In just 20 years, a tenth of the world’s wilderness — an area about half the size of Australia — has been lost, according to a new study published in the journal Current Biology.

About 3.3 million square kilometers have been destroyed across the planet since the early 1990s, researchers predict.

“Once you lose them, you lose them … and that’s a tragedy because humans are putting their fingerprints everywhere and we’re losing that reference point for nature,” lead researcher James Watson, an associate professor at the University of Queensland, told the Australian Broadcasting Corporation.

Roughly 30 million square kilometers of global wilderness still remain intact, according to the study, mostly in North America, North Asia, North Africa and Australia. But still, the amount of global wilderness protected since the early ’90s — 2.5 million square kilometers — is still far less than what has been destroyed already. And some regions have been harder hit than others: In just two decades, a staggering 30 percent of South America’s wilderness has been decimated, the study found, with the damage concentrated largely in the Amazon Basin.
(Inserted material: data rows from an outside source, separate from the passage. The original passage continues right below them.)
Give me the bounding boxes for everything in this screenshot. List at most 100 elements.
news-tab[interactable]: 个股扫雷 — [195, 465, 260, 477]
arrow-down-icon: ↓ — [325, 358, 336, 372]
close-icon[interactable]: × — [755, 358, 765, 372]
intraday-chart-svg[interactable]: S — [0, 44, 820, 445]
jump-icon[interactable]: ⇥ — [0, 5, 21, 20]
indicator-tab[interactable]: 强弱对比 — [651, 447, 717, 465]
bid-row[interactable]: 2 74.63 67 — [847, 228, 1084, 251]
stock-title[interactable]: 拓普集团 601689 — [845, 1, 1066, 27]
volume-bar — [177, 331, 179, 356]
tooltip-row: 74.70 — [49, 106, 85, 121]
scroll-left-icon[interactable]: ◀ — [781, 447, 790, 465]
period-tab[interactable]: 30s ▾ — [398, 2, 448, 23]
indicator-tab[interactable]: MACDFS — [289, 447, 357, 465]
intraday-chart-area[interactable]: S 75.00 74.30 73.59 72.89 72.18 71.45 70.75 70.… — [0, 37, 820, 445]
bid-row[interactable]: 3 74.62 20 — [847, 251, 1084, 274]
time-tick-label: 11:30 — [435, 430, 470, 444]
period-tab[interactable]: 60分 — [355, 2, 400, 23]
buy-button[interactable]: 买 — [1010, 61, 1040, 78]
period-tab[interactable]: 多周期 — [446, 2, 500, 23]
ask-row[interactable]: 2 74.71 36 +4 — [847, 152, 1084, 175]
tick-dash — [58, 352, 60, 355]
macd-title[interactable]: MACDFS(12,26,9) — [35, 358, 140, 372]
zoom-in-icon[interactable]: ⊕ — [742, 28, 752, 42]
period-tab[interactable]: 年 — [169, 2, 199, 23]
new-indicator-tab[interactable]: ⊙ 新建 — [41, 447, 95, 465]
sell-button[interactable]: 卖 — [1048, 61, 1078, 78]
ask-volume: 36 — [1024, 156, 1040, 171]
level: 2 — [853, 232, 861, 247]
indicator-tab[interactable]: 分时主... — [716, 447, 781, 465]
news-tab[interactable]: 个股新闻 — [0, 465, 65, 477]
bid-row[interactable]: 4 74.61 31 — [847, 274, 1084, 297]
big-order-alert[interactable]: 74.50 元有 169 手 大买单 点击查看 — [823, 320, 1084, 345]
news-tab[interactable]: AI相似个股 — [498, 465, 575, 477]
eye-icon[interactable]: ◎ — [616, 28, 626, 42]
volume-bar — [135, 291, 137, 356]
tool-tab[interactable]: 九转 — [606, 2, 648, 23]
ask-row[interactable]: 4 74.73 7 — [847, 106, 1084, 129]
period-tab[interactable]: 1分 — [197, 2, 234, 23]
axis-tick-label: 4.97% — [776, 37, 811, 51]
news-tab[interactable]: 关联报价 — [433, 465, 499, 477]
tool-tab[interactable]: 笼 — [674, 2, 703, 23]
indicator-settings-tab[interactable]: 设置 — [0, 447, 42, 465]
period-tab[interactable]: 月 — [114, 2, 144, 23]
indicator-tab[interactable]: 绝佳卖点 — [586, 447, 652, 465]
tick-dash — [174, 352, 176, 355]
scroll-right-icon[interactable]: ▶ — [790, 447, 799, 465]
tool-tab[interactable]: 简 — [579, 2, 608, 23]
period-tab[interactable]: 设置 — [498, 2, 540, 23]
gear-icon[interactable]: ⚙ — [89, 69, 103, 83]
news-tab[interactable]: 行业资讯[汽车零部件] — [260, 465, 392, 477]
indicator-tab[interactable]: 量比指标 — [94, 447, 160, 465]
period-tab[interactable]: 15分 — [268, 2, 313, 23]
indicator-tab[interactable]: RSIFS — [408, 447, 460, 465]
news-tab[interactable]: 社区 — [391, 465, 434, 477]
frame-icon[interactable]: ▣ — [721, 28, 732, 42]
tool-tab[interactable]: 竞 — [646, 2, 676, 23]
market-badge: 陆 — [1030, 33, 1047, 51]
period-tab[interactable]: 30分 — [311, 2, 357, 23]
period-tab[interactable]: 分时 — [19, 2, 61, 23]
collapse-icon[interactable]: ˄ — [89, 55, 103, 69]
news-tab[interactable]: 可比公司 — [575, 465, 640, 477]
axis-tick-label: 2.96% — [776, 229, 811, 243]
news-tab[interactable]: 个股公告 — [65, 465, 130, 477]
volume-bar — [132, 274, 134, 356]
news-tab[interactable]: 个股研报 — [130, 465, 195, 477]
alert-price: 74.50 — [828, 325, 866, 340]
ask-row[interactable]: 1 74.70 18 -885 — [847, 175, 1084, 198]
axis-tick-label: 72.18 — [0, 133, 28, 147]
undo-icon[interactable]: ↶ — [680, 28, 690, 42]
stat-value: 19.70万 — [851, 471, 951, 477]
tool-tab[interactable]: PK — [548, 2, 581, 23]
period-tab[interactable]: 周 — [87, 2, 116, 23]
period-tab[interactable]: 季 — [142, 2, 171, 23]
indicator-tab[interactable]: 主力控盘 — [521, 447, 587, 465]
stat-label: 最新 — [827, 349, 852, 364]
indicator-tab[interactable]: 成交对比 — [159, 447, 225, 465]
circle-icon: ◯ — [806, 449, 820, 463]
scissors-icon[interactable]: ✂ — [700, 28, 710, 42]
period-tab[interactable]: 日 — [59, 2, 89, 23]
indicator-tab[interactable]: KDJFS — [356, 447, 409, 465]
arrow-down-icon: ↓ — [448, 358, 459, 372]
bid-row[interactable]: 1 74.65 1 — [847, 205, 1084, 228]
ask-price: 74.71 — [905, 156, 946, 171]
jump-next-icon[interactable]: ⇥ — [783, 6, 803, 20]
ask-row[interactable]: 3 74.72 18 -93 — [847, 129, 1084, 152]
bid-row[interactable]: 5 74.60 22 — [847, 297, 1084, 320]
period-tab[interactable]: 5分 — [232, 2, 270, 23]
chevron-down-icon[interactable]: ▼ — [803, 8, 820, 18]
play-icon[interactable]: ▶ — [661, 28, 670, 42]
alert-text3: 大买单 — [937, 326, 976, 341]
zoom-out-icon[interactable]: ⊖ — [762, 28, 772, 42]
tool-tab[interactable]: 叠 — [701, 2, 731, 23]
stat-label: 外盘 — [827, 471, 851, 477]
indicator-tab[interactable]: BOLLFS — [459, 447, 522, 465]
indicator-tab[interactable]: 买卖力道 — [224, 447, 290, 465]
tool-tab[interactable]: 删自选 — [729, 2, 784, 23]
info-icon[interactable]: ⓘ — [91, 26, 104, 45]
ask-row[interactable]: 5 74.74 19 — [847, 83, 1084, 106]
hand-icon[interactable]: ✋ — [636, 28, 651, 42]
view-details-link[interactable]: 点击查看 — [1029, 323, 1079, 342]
Humans are, not surprisingly, largely to blame for the catastrophic loss: Climate change, industrial mining, forestry and agriculture, and sprawling cities are all degrading habitat at an alarming rate, according to the study.

This loss is “particularly concerning,” researchers note, as deforestation in the Amazon dropped considerably between 2005 and 2013. The Amazon rainforest, (the largest in the world) typically absorbs as much as 2.2 billion tons of carbon dioxide each year. But the precious carbon sink is already beginning to store one-third less of the greenhouse gas than it did about a decade ago, according to previous reports.

“[I]f these trends continue,” Watson and his colleagues note, “there could be no globally significant wilderness areas left in less than a century.”